As heard on The Armstrong & Getty Show. The letter from a northern CA principal about the importance of getting kids back to school.
September 18, 2020
My name is Justin Kern, proud principal of Gridley High School. I email you today to express my concerns from an educational perspective about the approach that has been taken with our schools. I hope these points will make it into the conversation amongst decision makers immediately. Our county and state leaders to this point have demonstrated no fundamental understanding of education at best, or at worst value control under the guise of protecting us from ourselves more than children getting their education.
Quite simply we are not meeting the needs or acting in the best interest of our children. I fumble for the words to describe what is taking place as I find it incomprehensible. We have shut down the most ESSENTIAL BUSINESS of all - our schools. Without school many other businesses can never fully open or staff at capacity, but this is A point not THE point. As someone tasked with putting the interests of students first I can not reconcile the closures. Originally, my argument was embedded in that I fear an uneducated populace (I believe you are well aware of the ignorance on display daily across the nation) much more than I fear the unknown. However, now I find my focus on the “do no harm” mantra that Sacramento paraded out to us in the Spring. Can we possibly cause more harm by doing what we are doing? I can not think of a decision causing more harm than shutting down our schools. Our collective approach has been to be the most punitive to school age children - the data, the science, and relative common sense simply does not support the severity of the path chosen. It is an undisputed and an irrefutable fact that K-12 students are the demographic least likely to be impacted negatively by COVID-19. I am well aware they can be carriers and often can be asymptomatic. Are there risks? Of course...there is a risk getting out of bed in the morning, getting in a motor vehicle, or eating undercooked chicken. We can not make life altering decisions of what MIGHT happen, and quite honestly that shouldn’t be a political choice to make.
Closures have disproportionately and adversely hurt the youngest of our students. Many young learners that were already impacted by previous school closures due to fire, flood, and now flu are extremely unlikely to meet grade level benchmarks now or in the near future. Not only is educational development stunted, such as literacy, but as you know Butte County has one of the highest percentages of Adverse Childhood Experiences; with schools not in session, people forced into close quarters at home, and numerous added stressors, domestic issues will increase as the reporting of those issues decreases. Teachers that advocate on the behalf of students now have minimal or no contact with those students in a setting outside of the abuse. Mental health is another aspect exacerbated by the closures as student engagement with schools and peers diminishes, anxiety and other mental health and emotional problems increase. As a community that has already been rocked by multiple suicides this past year, and several attempts, this really hits home. On a national level we will lose more young people to suicide than COVID and it won’t even be close.

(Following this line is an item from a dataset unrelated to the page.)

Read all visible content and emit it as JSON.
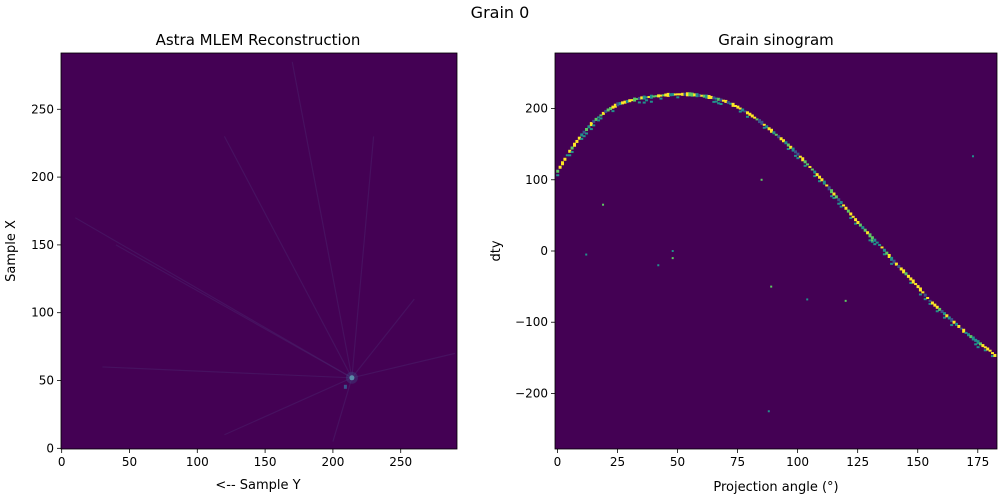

As far as high school students and families I serve they have been flat out robbed - deprived of athletics, life experiences, social development, prom, and so on with no end in sight. These are benchmarks for some but milestones for others. I struggle with the “save us from ourselves” approach while the businesses that sell vape devices to my teenagers that have a lot of free time on their hands remains open and unaffected. While some community members have been impacted by a virus I wish no one would have to endure, I believe that our community as a majority fundamentally believes that lack of exercise, processed foods, and vaping poses a greater threat to our overall health. The CDC’s considerations for long term school closure does not and has not ever supported the course of action we have taken. https://www.cdc.gov/coronavirus/2019-ncov/community/schools-childcare/reopening-schools.html
I realize everything about the coronavirus has become politicized so why not the return to school as well? Let’s not let kids get in the way of political gain. Maybe that is the strategy - the uneducated are easier to control. As seen in most fractured households (Federal/State/Local government or political spectrum) the kids are the ones that suffer. It is my hope that the collective “we” consider them moving forward. Tomorrow is never a guarantee; but I sure hope if tomorrow happens the future generation has the knowledge necessary to guide us through it. The equity we look for in the current guidance is a farce, the educational gap is growing and everyone knows it, as people with means have their students with teachers receiving an education. You are kidding yourself if you do not think this occurs and where is the equity in that?! Some schools are open and the teachers often travel from their Tier 1 residence to get there, does this make sense?
In closing, we were asked to close the doors to evaluate the virus and flatten the curve and relieve the potential burden on health care facilities; well we have and we did. The narrative quickly changed to fit someone’s perception of reality that does not mirror our community. In our new Tiered system there is no return to "normal" as people serving other people is this acceptable? We have been flattening the curve for 186 days now - enough is enough. It is time to get back to school and let parents make the decision that is appropriate for their children as any parent would feel they are entitled to do. I thought we still lived in a country that valued personal choice and freedoms but sadly if we don’t end this nonsense soon, the American Dream will be nothing more than just that, a dream.